De ontdekking, aan het eind van de zeventiger jaren, van anorthositische dijken in de Nain Plutonic Suite, suggereerde dat de mogelijkheid van anorthositische magma’s die bestaan bij temperaturen van het aardkorstoppervlak, opnieuw moest worden onderzocht. Later werd echter aangetoond dat de dijken complexer waren dan oorspronkelijk werd gedacht.

Samenvattend, hoewel vloeistof-staat processen duidelijk werkzaam zijn in sommige anorthosiet plutonen, zijn de plutonen waarschijnlijk niet afgeleid van anorthosiet magma’s.

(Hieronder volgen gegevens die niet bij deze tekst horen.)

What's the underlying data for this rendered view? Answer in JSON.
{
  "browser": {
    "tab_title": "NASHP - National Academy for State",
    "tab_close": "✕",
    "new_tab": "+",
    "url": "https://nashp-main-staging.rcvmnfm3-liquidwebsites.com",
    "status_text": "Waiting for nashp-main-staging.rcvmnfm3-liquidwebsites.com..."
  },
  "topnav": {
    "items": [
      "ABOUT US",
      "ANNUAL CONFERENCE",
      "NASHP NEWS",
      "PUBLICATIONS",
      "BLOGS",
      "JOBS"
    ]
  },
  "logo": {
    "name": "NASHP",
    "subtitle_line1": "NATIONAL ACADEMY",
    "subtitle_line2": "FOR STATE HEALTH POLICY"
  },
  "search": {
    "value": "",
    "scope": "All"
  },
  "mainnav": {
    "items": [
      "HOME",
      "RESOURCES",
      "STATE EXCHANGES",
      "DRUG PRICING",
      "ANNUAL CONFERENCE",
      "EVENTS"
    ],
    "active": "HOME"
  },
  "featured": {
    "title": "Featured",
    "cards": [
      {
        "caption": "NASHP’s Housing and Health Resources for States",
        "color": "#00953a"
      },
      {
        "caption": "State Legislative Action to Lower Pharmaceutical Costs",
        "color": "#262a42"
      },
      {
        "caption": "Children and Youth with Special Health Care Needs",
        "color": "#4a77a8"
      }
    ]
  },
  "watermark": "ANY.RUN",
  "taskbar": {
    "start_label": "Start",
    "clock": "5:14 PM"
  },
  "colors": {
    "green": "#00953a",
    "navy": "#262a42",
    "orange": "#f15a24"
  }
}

Veel onderzoekers hebben betoogd dat anorthosieten het product zijn van basaltisch magma, en dat mechanische verwijdering van mafische mineralen heeft plaatsgevonden. Aangezien de mafische mineralen niet worden aangetroffen bij de anorthosieten, moeten deze mineralen zijn achtergebleven op een dieper niveau of aan de basis van de korst. Een typische theorie is de volgende: gedeeltelijk smelten van de mantel genereert een basaltisch magma, dat niet onmiddellijk opstijgt naar de korst. In plaats daarvan vormt het basaltische magma een grote magmakamer aan de basis van de korst en fractioneert grote hoeveelheden mafische mineralen, die naar de bodem van de kamer zinken. De samenkristalliserende plagioklaaskristallen drijven en worden uiteindelijk in de korst afgezet als anorthosietplutonen. De meeste van de zinkende mafische mineralen vormen ultramafische cumulaten die aan de basis van de korst blijven.

Deze theorie heeft vele aantrekkelijke kenmerken, waarvan er één het vermogen heeft om de chemische samenstelling van hoog-aluminiumoxide orthopyroxeen megakristen (HAOM) te verklaren. Hierop wordt hieronder nader ingegaan in het deel dat aan HAOM is gewijd. Op zichzelf kan deze hypothese echter geen coherente verklaring bieden voor het ontstaan van anorthosieten, omdat zij niet strookt met, onder andere, enkele belangrijke isotopische metingen die zijn verricht aan anorthositische gesteenten in de Nain Plutonic Suite. De Nd en Sr isotopische gegevens tonen aan dat het magma dat de anorthosieten heeft voortgebracht niet alleen uit de mantel afkomstig kan zijn geweest. In plaats daarvan moet het magma waaruit de anorthosieten van de Nain Plutonic Suite zijn ontstaan, een significante korstcomponent hebben gehad. Deze ontdekking leidde tot een iets gecompliceerdere versie van de vorige hypothese: Grote hoeveelheden basaltisch magma vormen een magmakamer aan de basis van de korst, en tijdens het kristalliseren assimileert het grote hoeveelheden korst.

Dit kleine addendum verklaart zowel de isotopische kenmerken als bepaalde andere chemische bijzonderheden van Proterozoïsche anorthosiet. Ten minste één onderzoeker heeft echter op basis van geochemische gegevens overtuigend betoogd dat de rol van de mantel bij de produktie van anorthosieten in feite zeer beperkt moet zijn: de mantel levert slechts de impuls (warmte) voor het smelten van de korst, en een kleine hoeveelheid gedeeltelijke smelt in de vorm van basaltisch magma. Dus anorthosieten zijn, in deze visie, bijna volledig afkomstig van smelt van lagere korstkorrels.